Kurasakan godam gaib memukul kepalaku. Hari memang telah hampir gelap, tapi aku yakin tak ada mendung di langit. Dan, seperti dalam film kuno, sekelabat kilat datang. Disusul geluduk berulang. Tak lama kemudian, hujan lebat turun di ladang tebu itu. Hujan seolah sengaja ditumpahkan dari langit dan sebentar saja membuat ladang itu banjir, menghanyutkan kayu, batu, batang-batang tebu, dan iblis yang memperkosaku.

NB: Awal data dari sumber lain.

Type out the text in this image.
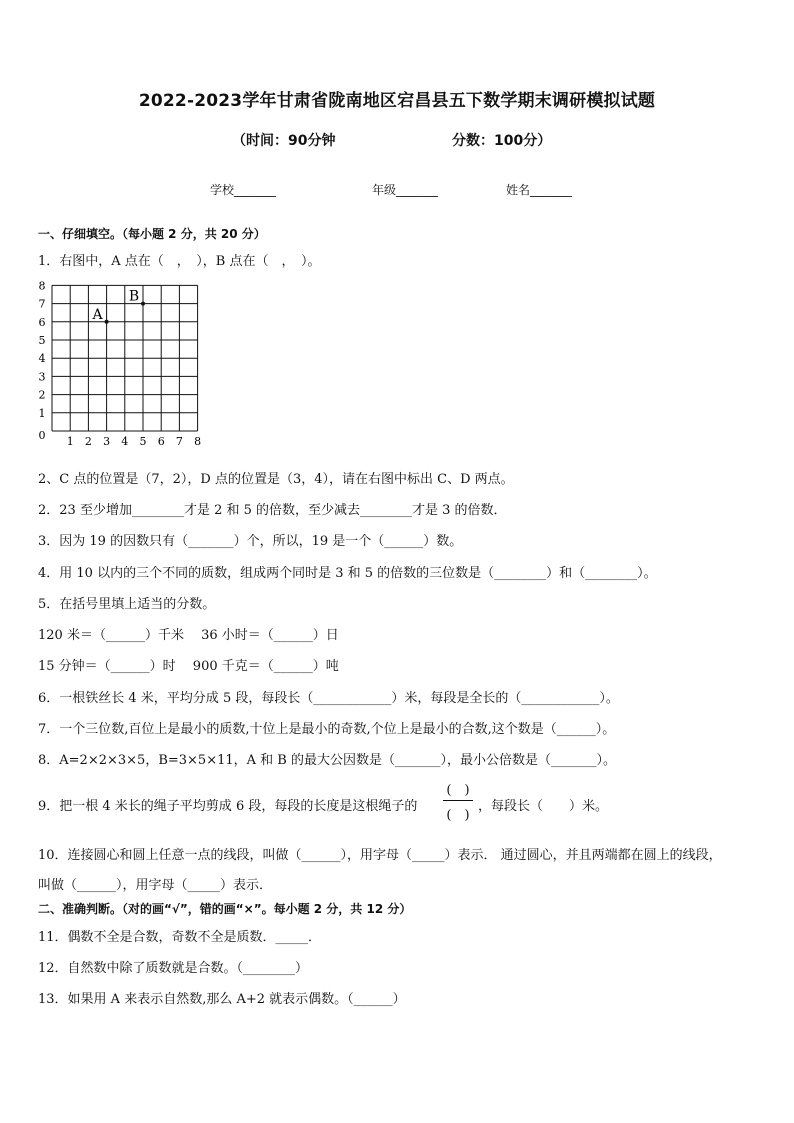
2022-2023学年甘肃省陇南地区宕昌县五下数学期末调研模拟试题
（时间：90分钟	分数：100分）
学校_______	年级_______	姓名_______
一、仔细填空。（每小题 2 分，共 20 分）
1．右图中，A 点在（　，　），B 点在（　，　）。
0 1 2 3 4 5 6 7 8
1
2
3
4
5
6
7
8
A
B
2、C 点的位置是（7，2），D 点的位置是（3，4），请在右图中标出 C、D 两点。
2．23 至少增加________才是 2 和 5 的倍数，至少减去________才是 3 的倍数．
3．因为 19 的因数只有（_______）个，所以，19 是一个（______）数。
4．用 10 以内的三个不同的质数，组成两个同时是 3 和 5 的倍数的三位数是（________）和（________）。
5．在括号里填上适当的分数。
120 米＝（______）千米　 36 小时＝（______）日
15 分钟＝（______）时　 900 千克＝（______）吨
6．一根铁丝长 4 米，平均分成 5 段，每段长（____________）米，每段是全长的（____________）。
7．一个三位数,百位上是最小的质数,十位上是最小的奇数,个位上是最小的合数,这个数是（______）。
8．A=2×2×3×5，B=3×5×11，A 和 B 的最大公因数是（_______），最小公倍数是（_______）。
9．把一根 4 米长的绳子平均剪成 6 段，每段的长度是这根绳子的
(　)
(　)
，每段长（　　）米。
10．连接圆心和圆上任意一点的线段，叫做（______），用字母（_____）表示． 通过圆心，并且两端都在圆上的线段，
叫做（______），用字母（_____）表示．
二、准确判断。（对的画“√”，错的画“×”。每小题 2 分，共 12 分）
11．偶数不全是合数，奇数不全是质数．_____．
12．自然数中除了质数就是合数。（________）
13．如果用 A 来表示自然数,那么 A+2 就表示偶数。（______）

Sebatang kayu besar yang terbawa arus lalu menabrak perutku. Perutku seperti balon terjepit, ketubanku pecah, dan ikan-ikan berkepala babi keluar dari selangkanganku. Ikan-ikan itu berwajah kembar. Dan itu adalah wajah suamiku.
Aku terbangun. Tertegun. Aku mendengar kokok ayam bersaing dengan dengkur suamiku. Aku tahu waktu belum beranjak subuh. Aku mencoba tidur kembali. Sebelum itu, aku membaca doa-doa agar terhindar dari bermimpi buruk. Tapi ternyata aku tetap bermimpi.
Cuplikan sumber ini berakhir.